The answer evidently is that they did nothing. Nicholas Nickleby invested his wife's money with the Cheerybles and ‘became a rich and prosperous merchant’, but as he immediately retired into Devonshire, we can assume that he did not work very hard. Mr. and Mrs. Snodgrass ‘purchased and cultivated a small farm, more for occupation than profit.’ That is the spirit in which most of Dickens's books end — a sort of radiant idleness.
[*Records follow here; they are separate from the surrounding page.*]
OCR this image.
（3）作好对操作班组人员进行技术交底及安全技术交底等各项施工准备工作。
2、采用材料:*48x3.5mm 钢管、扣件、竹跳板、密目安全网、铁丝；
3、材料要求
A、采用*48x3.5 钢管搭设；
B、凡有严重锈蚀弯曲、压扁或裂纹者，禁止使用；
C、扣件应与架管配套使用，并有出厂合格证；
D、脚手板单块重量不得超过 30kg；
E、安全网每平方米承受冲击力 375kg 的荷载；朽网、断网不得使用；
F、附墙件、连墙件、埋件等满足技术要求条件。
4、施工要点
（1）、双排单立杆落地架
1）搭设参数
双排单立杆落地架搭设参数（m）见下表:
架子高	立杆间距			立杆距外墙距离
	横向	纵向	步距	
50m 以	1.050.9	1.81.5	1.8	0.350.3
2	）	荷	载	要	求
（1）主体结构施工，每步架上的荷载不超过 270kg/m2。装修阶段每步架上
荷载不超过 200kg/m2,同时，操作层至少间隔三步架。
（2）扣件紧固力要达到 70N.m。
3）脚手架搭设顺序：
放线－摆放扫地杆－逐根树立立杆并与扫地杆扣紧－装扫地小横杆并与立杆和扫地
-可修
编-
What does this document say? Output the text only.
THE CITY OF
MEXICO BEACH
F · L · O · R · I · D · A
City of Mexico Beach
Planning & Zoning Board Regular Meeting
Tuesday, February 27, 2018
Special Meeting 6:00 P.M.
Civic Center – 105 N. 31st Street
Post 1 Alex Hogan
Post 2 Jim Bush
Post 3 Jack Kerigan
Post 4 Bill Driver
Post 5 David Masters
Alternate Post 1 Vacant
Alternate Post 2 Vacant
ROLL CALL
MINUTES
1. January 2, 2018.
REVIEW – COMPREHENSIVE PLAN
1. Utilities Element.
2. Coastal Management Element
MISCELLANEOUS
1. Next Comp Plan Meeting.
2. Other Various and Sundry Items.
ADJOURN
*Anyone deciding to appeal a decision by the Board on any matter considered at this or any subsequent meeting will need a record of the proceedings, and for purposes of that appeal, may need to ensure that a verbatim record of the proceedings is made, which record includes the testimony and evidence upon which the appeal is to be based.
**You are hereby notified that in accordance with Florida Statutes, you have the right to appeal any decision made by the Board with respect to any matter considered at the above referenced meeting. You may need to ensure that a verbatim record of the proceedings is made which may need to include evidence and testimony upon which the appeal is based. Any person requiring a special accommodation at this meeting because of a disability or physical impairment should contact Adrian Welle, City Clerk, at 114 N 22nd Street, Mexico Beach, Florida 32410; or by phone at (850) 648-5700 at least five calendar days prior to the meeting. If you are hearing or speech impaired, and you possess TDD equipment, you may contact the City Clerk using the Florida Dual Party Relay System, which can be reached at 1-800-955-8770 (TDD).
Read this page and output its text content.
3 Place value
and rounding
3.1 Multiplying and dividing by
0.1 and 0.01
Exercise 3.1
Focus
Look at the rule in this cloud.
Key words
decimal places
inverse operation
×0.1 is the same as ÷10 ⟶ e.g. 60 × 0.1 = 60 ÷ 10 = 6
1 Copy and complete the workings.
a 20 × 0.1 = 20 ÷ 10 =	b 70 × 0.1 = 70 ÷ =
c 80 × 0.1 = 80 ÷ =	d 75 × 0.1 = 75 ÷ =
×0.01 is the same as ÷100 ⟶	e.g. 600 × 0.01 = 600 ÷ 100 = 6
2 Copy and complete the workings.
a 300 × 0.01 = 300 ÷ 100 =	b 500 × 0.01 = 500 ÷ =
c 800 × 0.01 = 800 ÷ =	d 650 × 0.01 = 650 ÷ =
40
Where he appears to disapprove of young men who do not work (Harthouse, Harry Gowan, Richard Carstone, Wrayburn before his reformation) it is because they are cynical and immoral or because they are a burden on somebody else; if you are ‘good’, and also self-supporting, there is no reason why you should not spend fifty years in simply drawing your dividends. Home life is always enough. And, after all, it was the general assumption of his age. The ‘genteel sufficiency’, the ‘competence’, the ‘gentleman of independent means’ (or ‘in easy circumstances’) — the very phrases tell one all about the strange, empty dream of the eighteenth- and nineteenth-century middle bourgeoisie. It was a dream of complete idleness. Charles Reade conveys its spirit perfectly in the ending of Hard Cash. Alfred Hardie, hero of Hard Cash, is the typical nineteenth-century novel-hero (public-school style), with gifts which Reade describes as amounting to ‘genius’. He is an old Etonian and a scholar of Oxford, he knows most of the Greek and Latin classics by heart, he can box with prizefighters and win the Diamond Sculls at Henley. He goes through incredible adventures in which, of course, he behaves with faultless heroism, and then, at the age of twenty-five, he inherits a fortune, marries his Julia Dodd and settles down in the suburbs of Liverpool, in the same house as his parents-in-law:

They all lived together at Albion Villa, thanks to Alfred... Oh, you happy little villa! You were as like Paradise as any mortal dwelling can be. A day came, however, when your walls could no longer hold all the happy inmates. Julia presented Alfred with a lovely boy; enter two nurses and the villa showed symptoms of bursting. Two months more, and Alfred and his wife overflowed into the next villa. It was but twenty yards off; and there was a double reason for the migration. As often happens after a long separation, Heaven bestowed on Captain and Mrs. Dodd another infant to play about their knees, etc. etc. etc.

This is the type of the Victorian happy ending — a vision of a huge, loving family of three or four generations, all crammed together in the same house and constantly multiplying, like a bed of oysters."